I haven't been able to figure out what is wrong. I was able to get it working once but nothing for a few weeks. I'm on the 2.6.37 kernel.

----------

## are

Works here (now) with git-sources-2.6.39-rc6 and linux-firmware. I just updated today.

Best regards!

----------

## procuste

I tried installing on my suse 11.4 kde 4.6.3

2.6.39-rc7-0.5-desktop kernel (the patch for Atheros AR5BBU12 results applied)

bluez-firmware 1.2-132.1

kernel-firmware 2.6.38-1.2.1

but it doesn't works, in my boot.msg result an a similar error:

<3>[   18.976244] ath3k_load_firmware: Can't change to loading configuration err

<4>[   18.976482] ath3k: probe of 5-1:1.0 failed with error -110

<6>[   18.976568] usbcore: registered new interface driver ath3k

any suggestion??

many thanks

P.

----------

## are

I think, it is related to the firmware.
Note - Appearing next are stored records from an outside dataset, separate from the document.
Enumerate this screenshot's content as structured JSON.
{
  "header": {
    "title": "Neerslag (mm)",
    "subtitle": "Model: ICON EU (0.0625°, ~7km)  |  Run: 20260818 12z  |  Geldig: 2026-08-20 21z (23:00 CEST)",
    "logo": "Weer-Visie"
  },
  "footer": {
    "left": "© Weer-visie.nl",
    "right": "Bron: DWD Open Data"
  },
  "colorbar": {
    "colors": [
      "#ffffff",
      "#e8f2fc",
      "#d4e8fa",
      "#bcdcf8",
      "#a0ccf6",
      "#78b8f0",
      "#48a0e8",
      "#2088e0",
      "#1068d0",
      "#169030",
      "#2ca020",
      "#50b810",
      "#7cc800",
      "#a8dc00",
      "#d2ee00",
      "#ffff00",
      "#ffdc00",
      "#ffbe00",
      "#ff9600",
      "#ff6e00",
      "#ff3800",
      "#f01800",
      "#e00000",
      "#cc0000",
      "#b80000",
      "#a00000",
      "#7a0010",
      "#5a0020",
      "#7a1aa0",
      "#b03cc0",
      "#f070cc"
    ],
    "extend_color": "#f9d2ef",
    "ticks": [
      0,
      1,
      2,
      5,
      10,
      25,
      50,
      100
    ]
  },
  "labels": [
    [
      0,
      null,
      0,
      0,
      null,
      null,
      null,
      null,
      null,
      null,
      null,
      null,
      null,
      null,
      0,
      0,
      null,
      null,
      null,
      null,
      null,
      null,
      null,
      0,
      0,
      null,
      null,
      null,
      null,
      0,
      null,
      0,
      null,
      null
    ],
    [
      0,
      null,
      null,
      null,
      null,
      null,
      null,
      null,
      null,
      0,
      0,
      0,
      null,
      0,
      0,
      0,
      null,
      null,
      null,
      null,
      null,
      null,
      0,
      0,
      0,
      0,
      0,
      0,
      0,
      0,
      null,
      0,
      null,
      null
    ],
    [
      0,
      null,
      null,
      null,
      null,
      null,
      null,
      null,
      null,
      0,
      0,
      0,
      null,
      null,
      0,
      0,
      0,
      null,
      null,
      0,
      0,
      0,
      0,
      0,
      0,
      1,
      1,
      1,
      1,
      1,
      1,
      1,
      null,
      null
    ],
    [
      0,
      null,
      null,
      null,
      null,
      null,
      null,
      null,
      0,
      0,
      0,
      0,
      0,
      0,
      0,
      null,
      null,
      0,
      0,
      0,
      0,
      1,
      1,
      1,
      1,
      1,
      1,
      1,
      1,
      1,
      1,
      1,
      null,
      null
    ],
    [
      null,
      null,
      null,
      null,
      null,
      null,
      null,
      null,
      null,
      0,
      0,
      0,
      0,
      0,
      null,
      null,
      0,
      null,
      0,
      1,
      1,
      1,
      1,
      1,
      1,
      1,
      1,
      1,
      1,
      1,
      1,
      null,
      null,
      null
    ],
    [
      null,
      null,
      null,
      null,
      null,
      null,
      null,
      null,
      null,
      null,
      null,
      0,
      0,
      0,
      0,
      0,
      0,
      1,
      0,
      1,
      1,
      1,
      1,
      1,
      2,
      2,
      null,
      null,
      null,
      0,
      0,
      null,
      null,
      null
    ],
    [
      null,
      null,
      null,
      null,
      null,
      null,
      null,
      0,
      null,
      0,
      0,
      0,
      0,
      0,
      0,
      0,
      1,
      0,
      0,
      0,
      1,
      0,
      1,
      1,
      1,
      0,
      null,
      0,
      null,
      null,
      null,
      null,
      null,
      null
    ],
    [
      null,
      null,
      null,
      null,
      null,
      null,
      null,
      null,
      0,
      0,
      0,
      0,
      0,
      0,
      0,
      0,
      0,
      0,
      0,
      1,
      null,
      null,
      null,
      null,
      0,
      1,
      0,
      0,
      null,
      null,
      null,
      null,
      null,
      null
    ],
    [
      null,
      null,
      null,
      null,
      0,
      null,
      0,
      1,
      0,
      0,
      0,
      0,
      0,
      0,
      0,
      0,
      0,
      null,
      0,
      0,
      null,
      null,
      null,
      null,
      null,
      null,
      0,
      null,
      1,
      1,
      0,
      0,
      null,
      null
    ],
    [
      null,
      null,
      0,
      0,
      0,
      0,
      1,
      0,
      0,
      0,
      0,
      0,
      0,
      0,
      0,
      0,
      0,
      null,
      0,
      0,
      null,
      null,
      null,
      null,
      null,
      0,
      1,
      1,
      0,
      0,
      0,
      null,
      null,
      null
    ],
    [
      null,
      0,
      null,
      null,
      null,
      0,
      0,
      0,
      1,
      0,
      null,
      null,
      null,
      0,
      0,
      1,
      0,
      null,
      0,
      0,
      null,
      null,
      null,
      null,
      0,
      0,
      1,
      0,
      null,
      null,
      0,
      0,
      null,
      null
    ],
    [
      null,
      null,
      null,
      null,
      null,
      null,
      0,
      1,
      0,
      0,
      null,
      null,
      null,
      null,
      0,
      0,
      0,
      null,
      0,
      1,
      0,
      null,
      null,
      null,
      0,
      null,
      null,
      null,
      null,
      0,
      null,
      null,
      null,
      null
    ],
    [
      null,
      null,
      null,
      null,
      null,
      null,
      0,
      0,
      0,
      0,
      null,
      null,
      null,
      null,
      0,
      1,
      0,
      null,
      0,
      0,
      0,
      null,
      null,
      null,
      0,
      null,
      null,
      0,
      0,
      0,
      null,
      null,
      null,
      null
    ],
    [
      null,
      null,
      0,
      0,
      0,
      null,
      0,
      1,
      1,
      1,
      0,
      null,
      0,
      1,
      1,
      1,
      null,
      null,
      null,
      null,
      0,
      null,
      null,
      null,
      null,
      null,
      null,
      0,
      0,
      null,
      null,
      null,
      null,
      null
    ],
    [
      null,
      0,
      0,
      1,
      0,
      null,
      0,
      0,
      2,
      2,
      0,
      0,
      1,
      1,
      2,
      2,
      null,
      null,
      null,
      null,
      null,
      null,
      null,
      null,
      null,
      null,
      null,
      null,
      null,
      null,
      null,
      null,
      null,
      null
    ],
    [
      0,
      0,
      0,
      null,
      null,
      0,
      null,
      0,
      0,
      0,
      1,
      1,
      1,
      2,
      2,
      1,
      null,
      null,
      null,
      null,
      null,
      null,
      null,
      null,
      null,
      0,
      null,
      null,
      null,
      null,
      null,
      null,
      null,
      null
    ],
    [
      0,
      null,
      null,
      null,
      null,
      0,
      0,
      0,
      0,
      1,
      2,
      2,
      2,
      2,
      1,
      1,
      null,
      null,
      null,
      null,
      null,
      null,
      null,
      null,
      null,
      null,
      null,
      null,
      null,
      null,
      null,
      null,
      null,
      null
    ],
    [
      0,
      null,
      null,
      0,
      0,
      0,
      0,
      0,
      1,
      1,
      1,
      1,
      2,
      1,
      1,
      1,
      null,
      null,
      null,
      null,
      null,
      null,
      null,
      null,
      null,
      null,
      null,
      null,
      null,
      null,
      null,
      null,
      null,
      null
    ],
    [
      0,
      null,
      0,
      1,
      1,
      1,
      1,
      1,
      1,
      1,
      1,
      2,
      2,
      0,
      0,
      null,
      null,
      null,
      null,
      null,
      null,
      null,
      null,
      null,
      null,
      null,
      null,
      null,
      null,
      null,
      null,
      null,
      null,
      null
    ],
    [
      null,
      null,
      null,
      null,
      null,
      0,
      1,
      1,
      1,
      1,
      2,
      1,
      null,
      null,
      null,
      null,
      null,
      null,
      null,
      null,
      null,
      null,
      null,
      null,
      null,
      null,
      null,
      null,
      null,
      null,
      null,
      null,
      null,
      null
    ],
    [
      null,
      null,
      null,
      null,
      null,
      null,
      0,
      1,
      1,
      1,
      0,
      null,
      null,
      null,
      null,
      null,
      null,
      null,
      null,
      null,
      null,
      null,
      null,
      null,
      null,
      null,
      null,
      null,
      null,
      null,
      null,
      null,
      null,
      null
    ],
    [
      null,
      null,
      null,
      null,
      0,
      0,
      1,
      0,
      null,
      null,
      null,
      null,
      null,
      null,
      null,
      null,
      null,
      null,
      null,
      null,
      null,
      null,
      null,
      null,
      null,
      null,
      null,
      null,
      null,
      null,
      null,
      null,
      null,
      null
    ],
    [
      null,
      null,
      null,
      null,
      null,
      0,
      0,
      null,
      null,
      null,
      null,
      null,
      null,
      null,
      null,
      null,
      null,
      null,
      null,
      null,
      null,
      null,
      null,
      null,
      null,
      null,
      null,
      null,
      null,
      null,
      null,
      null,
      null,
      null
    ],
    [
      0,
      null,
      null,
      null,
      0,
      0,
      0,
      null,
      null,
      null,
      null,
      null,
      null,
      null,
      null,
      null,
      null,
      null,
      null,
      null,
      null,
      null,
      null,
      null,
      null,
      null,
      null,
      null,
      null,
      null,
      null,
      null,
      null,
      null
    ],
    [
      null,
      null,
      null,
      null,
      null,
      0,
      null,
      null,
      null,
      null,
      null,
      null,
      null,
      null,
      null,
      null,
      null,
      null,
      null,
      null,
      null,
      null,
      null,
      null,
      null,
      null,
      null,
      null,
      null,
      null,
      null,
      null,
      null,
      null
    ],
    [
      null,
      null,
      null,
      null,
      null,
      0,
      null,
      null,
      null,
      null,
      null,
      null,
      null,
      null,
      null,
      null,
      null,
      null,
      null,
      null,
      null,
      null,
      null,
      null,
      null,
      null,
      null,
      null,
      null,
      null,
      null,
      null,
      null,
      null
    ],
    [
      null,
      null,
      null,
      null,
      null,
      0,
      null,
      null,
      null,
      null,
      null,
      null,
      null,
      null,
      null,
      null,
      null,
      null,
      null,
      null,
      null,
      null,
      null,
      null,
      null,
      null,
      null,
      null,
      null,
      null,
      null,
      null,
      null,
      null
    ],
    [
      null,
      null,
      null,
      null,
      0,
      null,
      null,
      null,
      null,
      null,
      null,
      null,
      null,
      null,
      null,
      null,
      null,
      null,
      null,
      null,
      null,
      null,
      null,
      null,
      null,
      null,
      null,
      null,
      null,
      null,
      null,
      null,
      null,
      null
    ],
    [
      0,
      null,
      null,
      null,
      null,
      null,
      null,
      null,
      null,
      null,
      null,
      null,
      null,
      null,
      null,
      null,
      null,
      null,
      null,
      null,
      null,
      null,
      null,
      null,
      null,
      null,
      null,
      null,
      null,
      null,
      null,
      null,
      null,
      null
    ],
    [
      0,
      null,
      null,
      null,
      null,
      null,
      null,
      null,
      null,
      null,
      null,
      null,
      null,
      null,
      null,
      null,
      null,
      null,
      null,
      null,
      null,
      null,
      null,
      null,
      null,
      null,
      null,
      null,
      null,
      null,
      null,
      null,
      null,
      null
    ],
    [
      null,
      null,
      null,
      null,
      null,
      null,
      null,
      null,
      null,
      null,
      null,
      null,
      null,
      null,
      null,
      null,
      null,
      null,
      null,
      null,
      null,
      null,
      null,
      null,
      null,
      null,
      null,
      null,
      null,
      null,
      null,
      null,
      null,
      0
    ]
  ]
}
Try to download the archive, used by Gentoo and extract it to /lib/firmware.

----------

## jwrona

I'm using 3.4.9 kernel and I can't get the device working   :Sad:  I've tried almost every option in kernel config, but bluetooth manager still says no bluetooth adapter conected (lsusb says it is connected).

According to this https://patchwork.kernel.org/patch/557541/ the BT AR5BBU12 should be supported by kernel, right?

----------